Question

If the trapezoidal rule with a single interval [0, 1] is exact for the approximate value of \( \int_0^1 (x^3 - cx^2) \, dx \). Then the value of \( c \).

• A. \( 2/3 \)
• B. \( 3/2 \)
• C. \( 1 \)
• D. \( 0 \)

Hint:

The trapezoidal rule is exact for polynomials of degree at most 1. For it to be exact for a higher degree polynomial, the error term of the trapezoidal rule must be zero. The error term is related to the second derivative of the function.
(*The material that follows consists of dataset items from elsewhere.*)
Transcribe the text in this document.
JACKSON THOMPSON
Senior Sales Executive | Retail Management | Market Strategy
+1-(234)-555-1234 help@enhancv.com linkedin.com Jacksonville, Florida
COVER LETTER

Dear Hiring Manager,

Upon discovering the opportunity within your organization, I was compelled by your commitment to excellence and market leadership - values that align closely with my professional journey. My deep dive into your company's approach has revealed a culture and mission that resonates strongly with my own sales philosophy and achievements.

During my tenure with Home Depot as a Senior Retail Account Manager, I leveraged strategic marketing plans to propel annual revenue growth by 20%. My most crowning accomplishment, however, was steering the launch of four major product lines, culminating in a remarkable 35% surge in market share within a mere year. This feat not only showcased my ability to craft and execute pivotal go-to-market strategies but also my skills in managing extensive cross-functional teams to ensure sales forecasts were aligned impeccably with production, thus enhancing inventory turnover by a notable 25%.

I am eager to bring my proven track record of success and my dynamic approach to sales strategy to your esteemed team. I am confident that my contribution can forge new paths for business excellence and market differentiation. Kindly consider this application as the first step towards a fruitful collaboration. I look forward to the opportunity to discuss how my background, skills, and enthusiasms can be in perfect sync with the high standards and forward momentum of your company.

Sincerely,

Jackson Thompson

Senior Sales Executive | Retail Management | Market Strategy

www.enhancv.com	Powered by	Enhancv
However, the direct approach of equating the trapezoidal approximation to the exact integral is straightforward here.

Answer 1

The Correct Option is B

Step 1: Apply the trapezoidal rule with a single interval [0, 1].
For a single interval \([a, b]\), the trapezoidal rule for approximating the integral \( \int_a^b f(x) \, dx \) is given by: \[ \int_a^b f(x) \, dx \approx \frac{b - a}{2} [f(a) + f(b)] \] In this case, \( a = 0 \), \( b = 1 \), and \( f(x) = x^3 - cx^2 \). So, \[ \int_0^1 (x^3 - cx^2) \, dx \approx \frac{1 - 0}{2} [f(0) + f(1)] \] \[ \int_0^1 (x^3 - cx^2) \, dx \approx \frac{1}{2} [(0^3 - c(0)^2) + (1^3 - c(1)^2)] \] \[ \int_0^1 (x^3 - cx^2) \, dx \approx \frac{1}{2} [0 + (1 - c)] \] \[ \int_0^1 (x^3 - cx^2) \, dx \approx \frac{1 - c}{2} \] Step 2: Calculate the exact value of the integral.
\[ \int_0^1 (x^3 - cx^2) \, dx = \left[ \frac{x^4}{4} - \frac{cx^3}{3} \right]_0^1 \] \[ \int_0^1 (x^3 - cx^2) \, dx = \left( \frac{1^4}{4} - \frac{c(1)^3}{3} \right) - \left( \frac{0^4}{4} - \frac{c(0)^3}{3} \right) \] \[ \int_0^1 (x^3 - cx^2) \, dx = \frac{1}{4} - \frac{c}{3} - 0 \] \[ \int_0^1 (x^3 - cx^2) \, dx = \frac{1}{4} - \frac{c}{3} \] Step 3: Set the approximate value equal to the exact value since the trapezoidal rule is exact.
\[ \frac{1 - c}{2} = \frac{1}{4} - \frac{c}{3} \] Step 4: Solve for \( c \).
Multiply both sides by 12 to eliminate the fractions: \[ 12 \times \frac{1 - c}{2} = 12 \times \left( \frac{1}{4} - \frac{c}{3} \right) \] \[ 6(1 - c) = 3(1) - 4(c) \] \[ 6 - 6c = 3 - 4c \] Rearrange the terms to solve for \( c \): \[ 6 - 3 = 6c - 4c \] \[ 3 = 2c \] \[ c = \frac{3}{2} \] Step 5: Select the correct answer.
The value of \( c \) is \( 3/2 \), which corresponds to option 2.